Market-implied price return probabilities for PRU for the 5.3-month period from now until January 20, 2023. The negative return side of the distribution has been rotated about the vertical axis (Source: Author’s calculations using options quotes from E-Trade)

This view highlights how closely the probabilities of positive and negative returns match (the solid blue line tracks very closely with the dashed red line). Theory indicates that the market-implied outlook is expected to have a negative bias because investors, in aggregate, are risk averse and thus tend to pay more than fair value for downside protection. There is no way to measure the magnitude of this bias, or whether it is even present, however. This expected bias makes the market-implied outlook look slightly bullish.

The market-implied outlook to January 20, 2023 from January of 2022 exhibited slightly elevated probabilities of negative returns. The current outlook to January 2023 is slightly bullish, suggesting that the options market now has a somewhat more positive view on PRU into early next year.

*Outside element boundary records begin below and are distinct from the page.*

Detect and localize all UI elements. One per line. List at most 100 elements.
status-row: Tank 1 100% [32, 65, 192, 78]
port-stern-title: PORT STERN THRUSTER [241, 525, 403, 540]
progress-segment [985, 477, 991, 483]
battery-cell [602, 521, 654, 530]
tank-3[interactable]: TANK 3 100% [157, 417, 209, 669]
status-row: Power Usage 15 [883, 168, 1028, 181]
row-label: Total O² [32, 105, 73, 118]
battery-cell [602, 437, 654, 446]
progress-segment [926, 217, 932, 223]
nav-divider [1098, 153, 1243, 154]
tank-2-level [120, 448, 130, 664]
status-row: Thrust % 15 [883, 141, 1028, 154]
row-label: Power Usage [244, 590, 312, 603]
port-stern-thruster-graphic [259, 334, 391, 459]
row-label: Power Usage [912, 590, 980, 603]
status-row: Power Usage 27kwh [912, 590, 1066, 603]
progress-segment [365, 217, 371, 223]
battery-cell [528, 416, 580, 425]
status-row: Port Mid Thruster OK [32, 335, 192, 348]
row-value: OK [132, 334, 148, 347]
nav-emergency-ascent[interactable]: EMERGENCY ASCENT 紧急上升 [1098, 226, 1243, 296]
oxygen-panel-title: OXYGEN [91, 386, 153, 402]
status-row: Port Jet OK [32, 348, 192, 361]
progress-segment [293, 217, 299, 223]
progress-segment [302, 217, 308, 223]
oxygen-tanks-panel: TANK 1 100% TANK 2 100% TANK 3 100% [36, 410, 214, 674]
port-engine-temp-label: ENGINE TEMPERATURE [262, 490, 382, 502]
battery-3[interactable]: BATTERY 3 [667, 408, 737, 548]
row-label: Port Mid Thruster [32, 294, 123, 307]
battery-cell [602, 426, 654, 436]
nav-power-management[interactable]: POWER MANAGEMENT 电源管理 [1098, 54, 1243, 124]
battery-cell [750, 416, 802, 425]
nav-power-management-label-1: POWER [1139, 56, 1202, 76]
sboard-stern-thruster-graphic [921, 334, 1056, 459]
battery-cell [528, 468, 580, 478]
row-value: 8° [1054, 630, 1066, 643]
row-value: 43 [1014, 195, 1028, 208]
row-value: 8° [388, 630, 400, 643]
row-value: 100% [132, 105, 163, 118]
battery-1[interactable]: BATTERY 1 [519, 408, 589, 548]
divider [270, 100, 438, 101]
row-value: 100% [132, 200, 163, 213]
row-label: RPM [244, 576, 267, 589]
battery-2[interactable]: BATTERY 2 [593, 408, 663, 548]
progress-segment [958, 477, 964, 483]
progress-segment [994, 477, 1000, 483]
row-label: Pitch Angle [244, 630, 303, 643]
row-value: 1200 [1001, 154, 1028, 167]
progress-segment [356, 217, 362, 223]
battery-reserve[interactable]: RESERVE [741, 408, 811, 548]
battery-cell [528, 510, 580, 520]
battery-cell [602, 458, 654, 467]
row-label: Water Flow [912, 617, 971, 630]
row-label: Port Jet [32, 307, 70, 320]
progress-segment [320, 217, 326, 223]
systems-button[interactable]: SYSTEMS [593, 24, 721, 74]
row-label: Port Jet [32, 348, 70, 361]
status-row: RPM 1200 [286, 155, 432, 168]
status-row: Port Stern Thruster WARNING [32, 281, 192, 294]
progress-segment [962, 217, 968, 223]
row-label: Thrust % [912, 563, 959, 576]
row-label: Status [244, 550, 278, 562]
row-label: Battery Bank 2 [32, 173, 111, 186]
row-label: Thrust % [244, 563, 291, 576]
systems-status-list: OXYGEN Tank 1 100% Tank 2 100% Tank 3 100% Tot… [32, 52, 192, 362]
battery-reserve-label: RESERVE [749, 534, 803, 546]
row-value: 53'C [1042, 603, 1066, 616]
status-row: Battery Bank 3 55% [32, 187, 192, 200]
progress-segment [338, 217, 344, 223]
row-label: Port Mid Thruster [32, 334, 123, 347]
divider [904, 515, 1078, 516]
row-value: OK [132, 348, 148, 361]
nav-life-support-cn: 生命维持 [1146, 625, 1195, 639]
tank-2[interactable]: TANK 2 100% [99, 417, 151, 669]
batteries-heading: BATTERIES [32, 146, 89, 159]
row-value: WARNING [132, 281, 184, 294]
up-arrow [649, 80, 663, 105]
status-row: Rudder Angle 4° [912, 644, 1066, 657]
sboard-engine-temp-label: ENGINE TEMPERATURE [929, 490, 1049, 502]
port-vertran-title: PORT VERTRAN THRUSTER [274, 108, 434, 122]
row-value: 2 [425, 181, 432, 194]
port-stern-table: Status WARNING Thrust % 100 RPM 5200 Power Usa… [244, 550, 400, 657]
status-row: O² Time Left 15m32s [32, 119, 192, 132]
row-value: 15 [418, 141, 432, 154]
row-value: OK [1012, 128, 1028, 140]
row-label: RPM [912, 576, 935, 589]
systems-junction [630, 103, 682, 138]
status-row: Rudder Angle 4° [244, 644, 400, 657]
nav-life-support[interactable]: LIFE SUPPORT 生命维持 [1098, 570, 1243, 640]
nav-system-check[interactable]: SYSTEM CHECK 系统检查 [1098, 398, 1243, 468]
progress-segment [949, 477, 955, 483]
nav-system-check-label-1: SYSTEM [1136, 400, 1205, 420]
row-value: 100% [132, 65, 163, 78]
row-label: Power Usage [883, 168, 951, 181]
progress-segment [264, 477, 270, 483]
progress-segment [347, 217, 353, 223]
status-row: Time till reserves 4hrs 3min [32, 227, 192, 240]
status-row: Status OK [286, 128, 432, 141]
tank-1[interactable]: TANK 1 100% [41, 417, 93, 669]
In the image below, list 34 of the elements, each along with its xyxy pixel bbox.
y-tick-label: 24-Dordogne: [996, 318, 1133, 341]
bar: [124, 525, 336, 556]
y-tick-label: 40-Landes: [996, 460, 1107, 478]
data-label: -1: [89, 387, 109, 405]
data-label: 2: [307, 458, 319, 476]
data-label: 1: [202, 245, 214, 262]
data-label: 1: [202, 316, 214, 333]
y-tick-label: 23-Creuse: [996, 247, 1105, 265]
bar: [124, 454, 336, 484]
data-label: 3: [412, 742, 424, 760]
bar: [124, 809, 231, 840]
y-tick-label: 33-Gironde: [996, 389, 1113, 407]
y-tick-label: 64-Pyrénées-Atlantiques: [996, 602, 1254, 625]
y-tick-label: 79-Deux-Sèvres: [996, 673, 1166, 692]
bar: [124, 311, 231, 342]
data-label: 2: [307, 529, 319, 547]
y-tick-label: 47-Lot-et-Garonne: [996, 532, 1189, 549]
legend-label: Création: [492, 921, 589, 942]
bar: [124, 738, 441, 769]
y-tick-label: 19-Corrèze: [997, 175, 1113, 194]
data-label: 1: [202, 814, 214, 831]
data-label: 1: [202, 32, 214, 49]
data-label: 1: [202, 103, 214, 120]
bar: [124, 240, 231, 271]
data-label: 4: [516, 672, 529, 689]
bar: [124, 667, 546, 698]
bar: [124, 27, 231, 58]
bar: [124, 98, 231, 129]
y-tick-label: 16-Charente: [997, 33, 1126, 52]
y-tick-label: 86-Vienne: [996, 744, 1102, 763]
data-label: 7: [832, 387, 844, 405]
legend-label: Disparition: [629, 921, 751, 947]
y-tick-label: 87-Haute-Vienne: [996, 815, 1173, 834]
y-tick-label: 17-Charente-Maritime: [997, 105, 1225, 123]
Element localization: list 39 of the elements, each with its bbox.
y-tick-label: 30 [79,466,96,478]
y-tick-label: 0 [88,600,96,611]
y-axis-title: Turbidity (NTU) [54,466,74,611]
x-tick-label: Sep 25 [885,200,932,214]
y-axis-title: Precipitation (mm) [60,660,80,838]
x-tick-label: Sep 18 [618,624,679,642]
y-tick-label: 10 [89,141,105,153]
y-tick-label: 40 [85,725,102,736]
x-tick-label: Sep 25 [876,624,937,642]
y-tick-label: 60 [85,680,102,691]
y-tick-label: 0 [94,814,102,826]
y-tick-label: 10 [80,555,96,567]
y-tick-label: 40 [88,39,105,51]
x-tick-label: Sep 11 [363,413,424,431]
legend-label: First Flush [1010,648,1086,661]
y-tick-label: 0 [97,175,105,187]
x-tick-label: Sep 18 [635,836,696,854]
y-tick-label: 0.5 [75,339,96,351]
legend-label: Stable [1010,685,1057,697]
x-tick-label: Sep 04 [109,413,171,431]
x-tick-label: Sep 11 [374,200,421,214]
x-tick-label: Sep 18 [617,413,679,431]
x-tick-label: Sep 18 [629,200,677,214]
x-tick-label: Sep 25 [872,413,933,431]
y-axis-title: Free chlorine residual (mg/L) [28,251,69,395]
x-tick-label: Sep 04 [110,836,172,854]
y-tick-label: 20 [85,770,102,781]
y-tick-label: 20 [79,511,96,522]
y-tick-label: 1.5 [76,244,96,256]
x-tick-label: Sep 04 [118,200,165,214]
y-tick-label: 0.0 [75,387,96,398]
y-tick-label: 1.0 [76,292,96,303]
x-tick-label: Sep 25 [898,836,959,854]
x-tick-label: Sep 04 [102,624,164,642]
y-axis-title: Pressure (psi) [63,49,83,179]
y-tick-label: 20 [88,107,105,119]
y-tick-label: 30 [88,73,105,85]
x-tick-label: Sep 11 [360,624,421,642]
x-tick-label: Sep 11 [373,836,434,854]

With PRU trading at $101.45, the bid price for a January 20, 2023 call option with a strike price of $105 is $5.30. Buying the shares at $101.45 and selling the call option at $5.30 provides a premium yield of 5.2% over the next 5.3 months, in addition to an anticipated 2.37% in dividend yield over this period (2 payments of $1.20). The total income from buying the shares and selling the calls is 7.57% over 5.3 months, in addition to retaining up to 3.5% of potential price appreciation. If the shares end up over $105 when the options expire, this position provides about 11% in total return over 5.3 months. If the shares decline, the option premium income and dividends help to offset the losses.

Summary

There are two major sources of uncertainty for PRU that the company cannot control. The first is whether interest rates will continue to rise. Further increases should tend to boost earnings. The just-released inflation data, while lower than last month, is still very high. The Fed may raise rates more slowly than so far in 2022, but rates are expected to continue to rise. The second major uncertainty for PRU is the ongoing impacts of COVID on mortality and, as a result, on life insurance payouts. Against this backdrop, PRU is reasonably priced and the forward dividend yield is a robust 4.77%. The Wall Street consensus outlook for PRU is neutral, and the 12-month price target indicates that the shares are fully priced. The market-implied outlook to early 2023 is slightly bullish, although the expected volatility is moderately high. The market-implied outlook indicates a 1-in-5 chance of a price drop of 15.5% or more over the next 5.3 months, for example. The most obvious appeal of PRU will be to income investors, given the high dividend yield and dividend growth rates as well as the substantial income from selling covered calls. I am maintaining my buy/bullish rating on the shares.